Le présent n'est que le futur passé...
27 Octobre 2008

Action n°94 : Développer les services numériques pour tous les étudiants, enseignants-chercheurs et personnels des universités.
_ Achever le déploiement des espaces numériques de travail universitaires (ENT ou campus virtuels) qui donnent accès aux services de base de l’université (inscription en ligne, bureau virtuel, information sur l’orientation, accès aux ressources pédagogiques).
_ Achever la couverture Internet en technologie sans fil des campus notamment dans les projets qui ont été retenus pour l’opération Campus.
_ Proposer l’accès en ligne aux services de l’administration en ligne, à tous les étudiants, enseignants-chercheurs et personnels des universités.
_ Mettre en place le vote électronique pour les élections étudiantes.
_ Généraliser l’équipement de chaque étudiant en 2010 d’une carte étudiante multi-services.
_ Ouvrir un mail à vie pour tous les étudiants. Une boîte électronique individuelle et permanente permet de tisser des liens intergénérationnels, et peut devenir un outil pour des enquêtes statistiques sur l’insertion professionnelle des étudiants.
Cette première action semble avoir été écrite en 2002, c’est surprenant car l’usage du numérique dans de nombreux cursus par la volonté même des enseignants s’est très largement développée. La dernière préconisation est carrément farfelue et sans aucun intérêt, la création d’un réseau social universitaire serait plus efficace.

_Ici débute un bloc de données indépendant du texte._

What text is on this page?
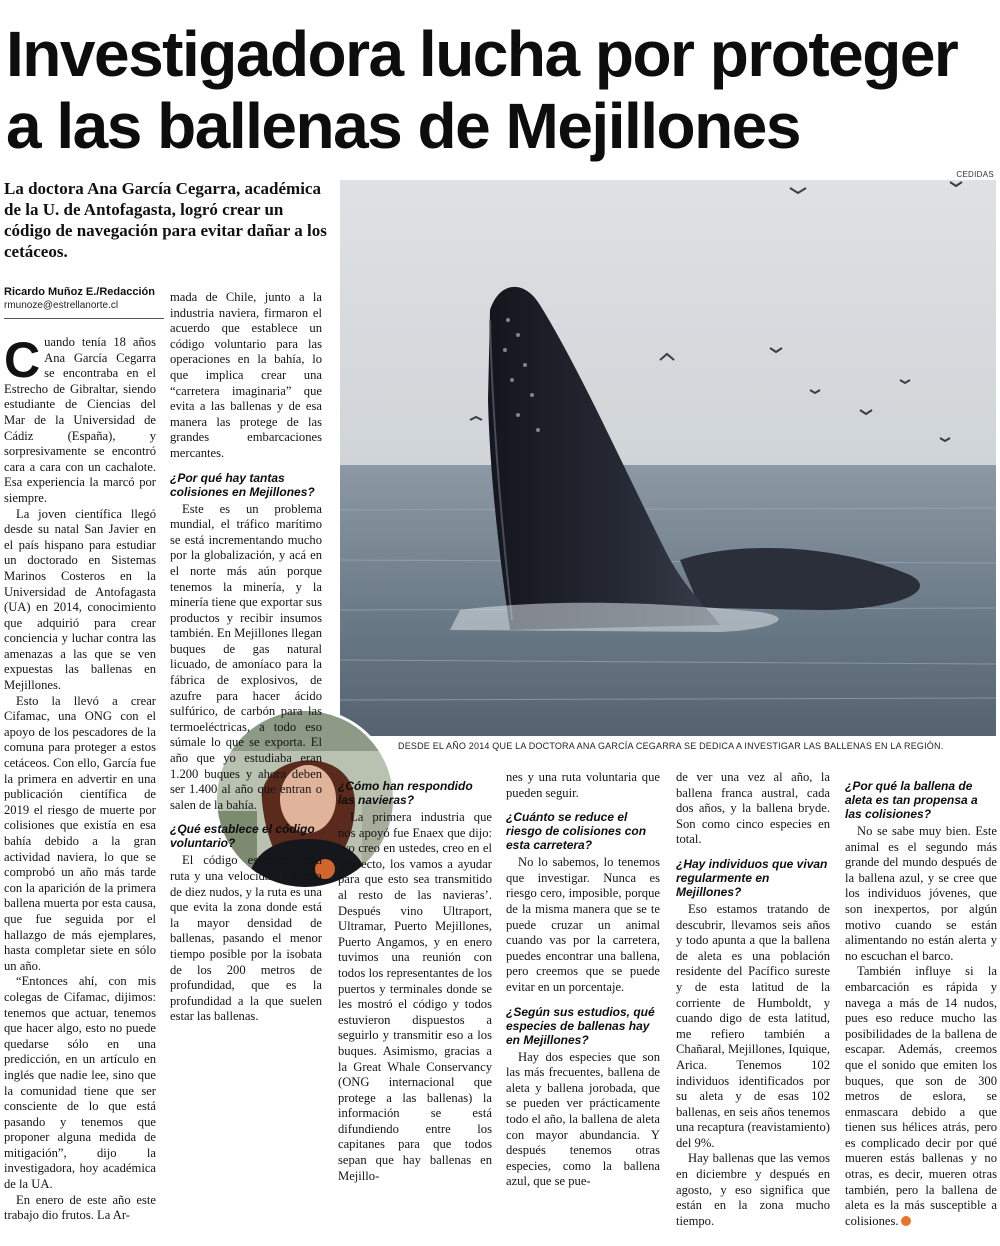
Investigadora lucha por proteger a las ballenas de Mejillones
CEDIDAS

La doctora Ana García Cegarra, académica de la U. de Antofagasta, logró crear un código de navegación para evitar dañar a los cetáceos.

Ricardo Muñoz E./Redacción
rmunoze@estrellanorte.cl

DESDE EL AÑO 2014 QUE LA DOCTORA ANA GARCÍA CEGARRA SE DEDICA A INVESTIGAR LAS BALLENAS EN LA REGIÓN.

Cuando tenía 18 años Ana García Cegarra se encontraba en el Estrecho de Gibraltar, siendo estudiante de Ciencias del Mar de la Universidad de Cádiz (España), y sorpresivamente se encontró cara a cara con un cachalote. Esa experiencia la marcó por siempre.

La joven científica llegó desde su natal San Javier en el país hispano para estudiar un doctorado en Sistemas Marinos Costeros en la Universidad de Antofagasta (UA) en 2014, conocimiento que adquirió para crear conciencia y luchar contra las amenazas a las que se ven expuestas las ballenas en Mejillones.

Esto la llevó a crear Cifamac, una ONG con el apoyo de los pescadores de la comuna para proteger a estos cetáceos. Con ello, García fue la primera en advertir en una publicación científica de 2019 el riesgo de muerte por colisiones que existía en esa bahía debido a la gran actividad naviera, lo que se comprobó un año más tarde con la aparición de la primera ballena muerta por esta causa, que fue seguida por el hallazgo de más ejemplares, hasta completar siete en sólo un año.

“Entonces ahí, con mis colegas de Cifamac, dijimos: tenemos que actuar, tenemos que hacer algo, esto no puede quedarse sólo en una predicción, en un artículo en inglés que nadie lee, sino que la comunidad tiene que ser consciente de lo que está pasando y tenemos que proponer alguna medida de mitigación”, dijo la investigadora, hoy académica de la UA.

En enero de este año este trabajo dio frutos. La Ar-

mada de Chile, junto a la industria naviera, firmaron el acuerdo que establece un código voluntario para las operaciones en la bahía, lo que implica crear una “carretera imaginaria” que evita a las ballenas y de esa manera las protege de las grandes embarcaciones mercantes.

¿Por qué hay tantas colisiones en Mejillones?

Este es un problema mundial, el tráfico marítimo se está incrementando mucho por la globalización, y acá en el norte más aún porque tenemos la minería, y la minería tiene que exportar sus productos y recibir insumos también. En Mejillones llegan buques de gas natural licuado, de amoníaco para la fábrica de explosivos, de azufre para hacer ácido sulfúrico, de carbón para las termoeléctricas, a todo eso súmale lo que se exporta. El año que yo estudiaba eran 1.200 buques y ahora deben ser 1.400 al año que entran o salen de la bahía.

¿Qué establece el código voluntario?

El código establece una ruta y una velocidad máxima de diez nudos, y la ruta es una que evita la zona donde está la mayor densidad de ballenas, pasando el menor tiempo posible por la isobata de los 200 metros de profundidad, que es la profundidad a la que suelen estar las ballenas.

¿Cómo han respondido las navieras?

La primera industria que nos apoyó fue Enaex que dijo: ‘yo creo en ustedes, creo en el proyecto, los vamos a ayudar para que esto sea transmitido al resto de las navieras’. Después vino Ultraport, Ultramar, Puerto Mejillones, Puerto Angamos, y en enero tuvimos una reunión con todos los representantes de los puertos y terminales donde se les mostró el código y todos estuvieron dispuestos a seguirlo y transmitir eso a los buques. Asimismo, gracias a la Great Whale Conservancy (ONG internacional que protege a las ballenas) la información se está difundiendo entre los capitanes para que todos sepan que hay ballenas en Mejillo-

nes y una ruta voluntaria que pueden seguir.

¿Cuánto se reduce el riesgo de colisiones con esta carretera?

No lo sabemos, lo tenemos que investigar. Nunca es riesgo cero, imposible, porque de la misma manera que se te puede cruzar un animal cuando vas por la carretera, puedes encontrar una ballena, pero creemos que se puede evitar en un porcentaje.

¿Según sus estudios, qué especies de ballenas hay en Mejillones?

Hay dos especies que son las más frecuentes, ballena de aleta y ballena jorobada, que se pueden ver prácticamente todo el año, la ballena de aleta con mayor abundancia. Y después tenemos otras especies, como la ballena azul, que se pue-

de ver una vez al año, la ballena franca austral, cada dos años, y la ballena bryde. Son como cinco especies en total.

¿Hay individuos que vivan regularmente en Mejillones?

Eso estamos tratando de descubrir, llevamos seis años y todo apunta a que la ballena de aleta es una población residente del Pacífico sureste y de esta latitud de la corriente de Humboldt, y cuando digo de esta latitud, me refiero también a Chañaral, Mejillones, Iquique, Arica. Tenemos 102 individuos identificados por su aleta y de esas 102 ballenas, en seis años tenemos una recaptura (reavistamiento) del 9%.

Hay ballenas que las vemos en diciembre y después en agosto, y eso significa que están en la zona mucho tiempo.

¿Por qué la ballena de aleta es tan propensa a las colisiones?

No se sabe muy bien. Este animal es el segundo más grande del mundo después de la ballena azul, y se cree que los individuos jóvenes, que son inexpertos, por algún motivo cuando se están alimentando no están alerta y no escuchan el barco.

También influye si la embarcación es rápida y navega a más de 14 nudos, pues eso reduce mucho las posibilidades de la ballena de escapar. Además, creemos que el sonido que emiten los buques, que son de 300 metros de eslora, se enmascara debido a que tienen sus hélices atrás, pero es complicado decir por qué mueren estás ballenas y no otras, es decir, mueren otras también, pero la ballena de aleta es la más susceptible a colisiones.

Mais le premier verrou à faire sauter à l’université vient souvent des DSI. En effet leur culture informatique est souvent empreinte de paranoïa et de super contrôle. J’ai souvent à mes dépends eu les pires relations avec les responsables informatiques, qui mettent des verrous et des mots de passe partout. Ainsi ils refusent l’installation de Mozzilla ou de Flash, et ils s’imaginent en permanence les étudiants surfant sur des sites érotiques, bloquant l’accès à un nombre très impressionnant de sites très innocents. Je fréquente trois université différentes et dans les trois cas, l’accès est très contraint et très restreint, ne parlons même pas du WiFi.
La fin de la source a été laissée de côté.